TELEGRAM & GAZETTE
Worcester, Mass.
June 12, 1994

Banshees are in a league of their own

By Lynne Tolman

    Pro racer Frank McCormack of Leicester has a new jersey this season, and the screaming red-haired she-devil pictured on the Boston Banshees blue-checked uniform becomes a blur during races that are "probably harder than any USCF crit I've ever done,'' he said.

    The Banshees are a new team this year in the National Cycle League, a 6-year-old enterprise that's winning grudging respect for building up bike racing's audience with hourlong, made-for-TV criteriums featuring city-based squads. The idea is that fans will root for the home team, an element key to advertisers that's missing from the European-style races governed by the U.S. Cycling Federation.

    The Banshees will race against Houston and New York teams at noon next Sunday outside the Bayside Expo Center in Boston, their only home race of the season. NCL squads from Amsterdam, London and Toronto will face off at 2 p.m.

    McCormack, 25, and his brother, Mark, 24, are among 10 New Englanders and one Texan on the Boston roster. Both McCormacks used to ride for IME Healthshare, based in Plymouth.

    Frank moved from Plymouth to Leicester this month for a job with Hot Tubes, a Worcester bike frame building and painting business. NCL pay is decent, he said -- most riders get $200 to $1,000 per race, and expenses are covered -- but there are only a handful of races each season.
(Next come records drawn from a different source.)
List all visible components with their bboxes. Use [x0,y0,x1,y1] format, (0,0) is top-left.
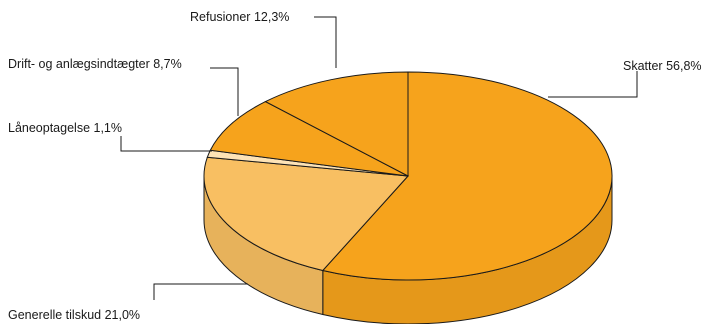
label-name: Generelle tilskud [8,308,105,322]
label-name: Refusioner [190,10,254,24]
label-value: 8,7% [153,57,182,71]
pie-tops [203,71,613,281]
label-refusioner: Refusioner 12,3% [190,10,289,24]
label-value: 56,8% [666,59,701,73]
label-value: 1,1% [94,121,123,135]
slice-drift-og-anlaegsindtaegter [209,101,409,177]
slice-generelle-tilskud [203,156,410,272]
leader-generelle-tilskud [153,283,248,300]
label-value: 12,3% [254,10,289,24]
label-generelle-tilskud: Generelle tilskud 21,0% [8,308,140,322]
label-name: Skatter [623,59,666,73]
label-name: Låneoptagelse [8,121,94,135]
label-laaneoptagelse: Låneoptagelse 1,1% [8,121,122,135]
leader-refusioner [314,16,337,68]
slice-labels: Skatter 56,8% Generelle tilskud 21,0% Låne… [8,10,702,322]
leader-lines [120,16,638,300]
label-name: Drift- og anlægsindtægter [8,57,153,71]
slice-skatter [321,71,613,281]
label-skatter: Skatter 56,8% [623,59,702,73]
slice-refusioner [264,71,409,177]
leader-drift-og-anlaegsindtaegter [210,67,239,116]
label-drift-og-anlaegsindtaegter: Drift- og anlægsindtægter 8,7% [8,57,182,71]
leader-skatter [548,71,638,98]
leader-laaneoptagelse [120,136,212,152]
label-value: 21,0% [105,308,140,322]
    Between NCL competitions, the McCormacks race in USCF events with sponsorship from Landry's/Hot Tubes or Carver Cycle, and Tufts Associated Health Plans will sponsor Frank in the Fitchburg-Longsjo Classic over the Fourth of July weekend.

    NCL racing is demanding "because it's not who crosses the finish line first, it's the team that accumulates the most points. You have to stay very active the whole time,'' said McCormack, who placed third in the national road championships in 1990 and has won stages at Killington, New England's premier stage race.

    Each NCL race consists of two halves, 15 laps each on a 1-kilometer course, with sprints for points every three laps. Each team has five riders in the race at a time.

    "You can't hesitate to do the racing,'' said McCormack, who typically averages 25 to 30 mph on his carbon fiber Aegis. "If a guy attacks, you can't sit back and think about it, or you lose out on the points.''

    A new rule this year, allowing each team to hand-sling one fresh rider into the race during each half, has worked to the Banshees' advantage. Racing against Houston and Los Angeles last month in LA, Frank McCormack was in a breakaway with two rivals, and teammate Jason R. Snow of Buzzards Bay was tiring as he tried to close the gap. Snow, the league's MVP in 1992 when he rode for Miami, put his hand out as he reached the pit and launched Peter K. Vollers into the race. Vollers caught the break and picked up valuable points.

    Miami has won two races this season, and Boston has placed twice, "so we've got to catch up,'' said Vollers, 27, another former IME team member, who serves as the Banshees' manager. Last year Vollers, who lives in Plymouth, Vt., rode for the NCL's Pittsburgh Power, the team that won the league's world title. His USCF sponsor is O'Neil's bike shop in Worcester.

    Another Boston rider is Tyler Hamilton from Marblehead, last year's national collegiate champion and a member of the U.S. national team. Hamilton, 23, finished sixth in the Tour DuPont prologue this year and 29th overall.

    Others on the team include:

  • Green-haired, tongue-pierced, tattooed Adam "Jazzy'' F. Myerson of Northampton, who Vollers says "shines on TV -- he really puts people at ease."
  • Paul Curley of Taunton, who piloted a tandem with blind stoker Carlos Talbot of Miami to victory in the USCF tandem exhibition road race two years in a row.
  • Barton B. Knaggs of Austin, Texas, who rode for the NCL's London team last year, the team that Sarah Fulkerson of Boston managed before she bought the Boston franchise.
  • Douglas C. Ziewacz of Springfield, another former IME rider.
  • Greg Swinand of Brighton, who grew up in Shrewsbury and also rides for O'Neil's.